NewsHour (Video): What's At Stake In The Candidates' Different Visions For Medicaid
The firestorm over how to make Medicare more sustainable has consumed the health care debate this election season, but Medicaid, its counterpart for low-income, disabled and elderly Americans, actually covers more people. Hari Sreenivasan looks at how the candidates' two drastically different proposals offer reform (10/1).

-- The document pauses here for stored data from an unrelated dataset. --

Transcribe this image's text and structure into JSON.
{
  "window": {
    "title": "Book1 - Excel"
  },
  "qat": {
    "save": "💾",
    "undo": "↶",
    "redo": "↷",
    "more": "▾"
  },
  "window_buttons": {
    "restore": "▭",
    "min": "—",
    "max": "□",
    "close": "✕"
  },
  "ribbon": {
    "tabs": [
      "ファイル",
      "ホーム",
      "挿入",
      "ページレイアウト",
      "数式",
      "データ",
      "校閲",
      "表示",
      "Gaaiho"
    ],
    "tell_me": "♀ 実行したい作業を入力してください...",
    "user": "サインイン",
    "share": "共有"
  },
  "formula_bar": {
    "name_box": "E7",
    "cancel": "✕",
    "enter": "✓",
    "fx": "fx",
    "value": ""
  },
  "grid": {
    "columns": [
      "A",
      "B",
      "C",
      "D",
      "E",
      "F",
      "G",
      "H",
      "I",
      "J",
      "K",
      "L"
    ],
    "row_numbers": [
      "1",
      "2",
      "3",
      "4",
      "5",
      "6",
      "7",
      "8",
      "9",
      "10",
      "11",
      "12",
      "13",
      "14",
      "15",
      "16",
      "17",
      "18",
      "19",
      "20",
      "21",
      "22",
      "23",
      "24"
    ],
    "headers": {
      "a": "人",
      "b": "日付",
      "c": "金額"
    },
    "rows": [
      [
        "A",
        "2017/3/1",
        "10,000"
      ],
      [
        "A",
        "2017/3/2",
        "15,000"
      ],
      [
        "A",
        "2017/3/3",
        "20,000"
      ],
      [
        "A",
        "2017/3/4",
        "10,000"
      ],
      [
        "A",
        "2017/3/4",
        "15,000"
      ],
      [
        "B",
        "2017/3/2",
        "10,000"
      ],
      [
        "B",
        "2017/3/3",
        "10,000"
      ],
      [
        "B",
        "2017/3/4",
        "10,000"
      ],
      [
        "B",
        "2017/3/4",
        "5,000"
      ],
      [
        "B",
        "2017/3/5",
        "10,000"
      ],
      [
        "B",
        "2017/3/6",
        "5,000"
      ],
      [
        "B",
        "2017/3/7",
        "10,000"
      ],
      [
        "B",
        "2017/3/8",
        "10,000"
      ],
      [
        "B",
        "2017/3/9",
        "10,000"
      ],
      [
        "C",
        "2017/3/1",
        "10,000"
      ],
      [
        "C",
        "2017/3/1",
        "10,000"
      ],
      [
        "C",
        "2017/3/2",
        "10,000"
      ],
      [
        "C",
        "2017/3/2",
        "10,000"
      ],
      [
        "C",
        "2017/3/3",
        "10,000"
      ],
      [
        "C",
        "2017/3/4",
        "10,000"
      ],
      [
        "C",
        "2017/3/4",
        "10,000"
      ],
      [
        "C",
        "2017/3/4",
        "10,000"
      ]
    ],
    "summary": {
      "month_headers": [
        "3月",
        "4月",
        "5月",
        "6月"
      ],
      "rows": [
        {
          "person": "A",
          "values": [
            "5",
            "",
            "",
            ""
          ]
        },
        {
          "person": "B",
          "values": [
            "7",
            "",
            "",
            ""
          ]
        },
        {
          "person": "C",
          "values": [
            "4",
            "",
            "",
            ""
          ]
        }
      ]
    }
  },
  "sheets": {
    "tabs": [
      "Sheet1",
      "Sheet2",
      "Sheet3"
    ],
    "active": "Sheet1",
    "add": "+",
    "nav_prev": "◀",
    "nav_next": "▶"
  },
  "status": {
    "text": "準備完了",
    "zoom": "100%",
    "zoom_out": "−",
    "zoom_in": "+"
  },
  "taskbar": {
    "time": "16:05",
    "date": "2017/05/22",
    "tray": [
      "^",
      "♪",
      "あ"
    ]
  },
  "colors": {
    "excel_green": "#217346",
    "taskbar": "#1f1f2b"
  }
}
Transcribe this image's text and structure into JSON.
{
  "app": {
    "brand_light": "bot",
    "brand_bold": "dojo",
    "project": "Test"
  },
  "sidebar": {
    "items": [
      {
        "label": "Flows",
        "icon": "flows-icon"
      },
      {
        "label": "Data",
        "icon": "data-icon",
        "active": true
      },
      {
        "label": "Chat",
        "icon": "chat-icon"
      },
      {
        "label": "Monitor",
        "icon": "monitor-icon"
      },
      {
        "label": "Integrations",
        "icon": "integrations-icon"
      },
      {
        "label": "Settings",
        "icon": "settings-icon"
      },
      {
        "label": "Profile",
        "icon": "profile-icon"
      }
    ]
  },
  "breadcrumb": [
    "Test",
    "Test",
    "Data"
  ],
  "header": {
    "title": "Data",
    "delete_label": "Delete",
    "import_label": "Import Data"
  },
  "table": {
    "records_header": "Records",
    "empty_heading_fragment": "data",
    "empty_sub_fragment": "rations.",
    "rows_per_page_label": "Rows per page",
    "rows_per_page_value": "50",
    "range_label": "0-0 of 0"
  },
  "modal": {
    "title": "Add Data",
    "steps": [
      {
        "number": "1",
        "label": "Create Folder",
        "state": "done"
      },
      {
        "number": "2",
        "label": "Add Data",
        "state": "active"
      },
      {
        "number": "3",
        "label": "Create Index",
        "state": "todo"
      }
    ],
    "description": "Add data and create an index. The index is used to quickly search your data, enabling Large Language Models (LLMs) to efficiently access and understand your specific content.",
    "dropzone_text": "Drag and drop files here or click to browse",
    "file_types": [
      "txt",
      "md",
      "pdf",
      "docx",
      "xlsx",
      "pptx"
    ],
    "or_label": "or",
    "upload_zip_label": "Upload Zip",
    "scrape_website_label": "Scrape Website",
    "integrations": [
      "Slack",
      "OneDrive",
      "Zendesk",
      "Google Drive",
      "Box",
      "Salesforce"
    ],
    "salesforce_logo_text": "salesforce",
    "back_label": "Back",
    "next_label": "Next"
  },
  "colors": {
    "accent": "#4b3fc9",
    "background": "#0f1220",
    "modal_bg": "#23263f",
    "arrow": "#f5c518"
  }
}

Politico Pro: Mass. Dems Sent To Praise 'Romneycare'
Two Massachusetts Democrats, at the urging of the Obama campaign, will hit the trail this week to talk up Romney’s proudest achievement as governor: the near-universal health care law he signed in 2006. ... Massachusetts House Majority Leader Ron Mariano and State Rep. Steven Walsh are headed to Nevada Wednesday and Thursday to shower praise on the law. The pair plans to contrast Romney's work on the state health law with his clarion call to repeal the ACA and to expand the role of private insurers in Medicare (Cheney, 10/1).
Meanwhile, health issues are playing in a gubernatorial race -
The Associated Press: N.H. Gov. Candidates Debate Health Care
Though similar parental and professional experiences guide their views, the candidates for New Hampshire governor take very different approaches when it comes to health care policy. Democrat Maggie Hassan has an adult son with severe disabilities and has served as legal counsel for several hospitals. Republican Ovide Lamontagne has an adult foster son with special needs and also has represented numerous hospitals as a business lawyer. Both cited those backgrounds Monday during an hour-long debate (Ramer, 10/2).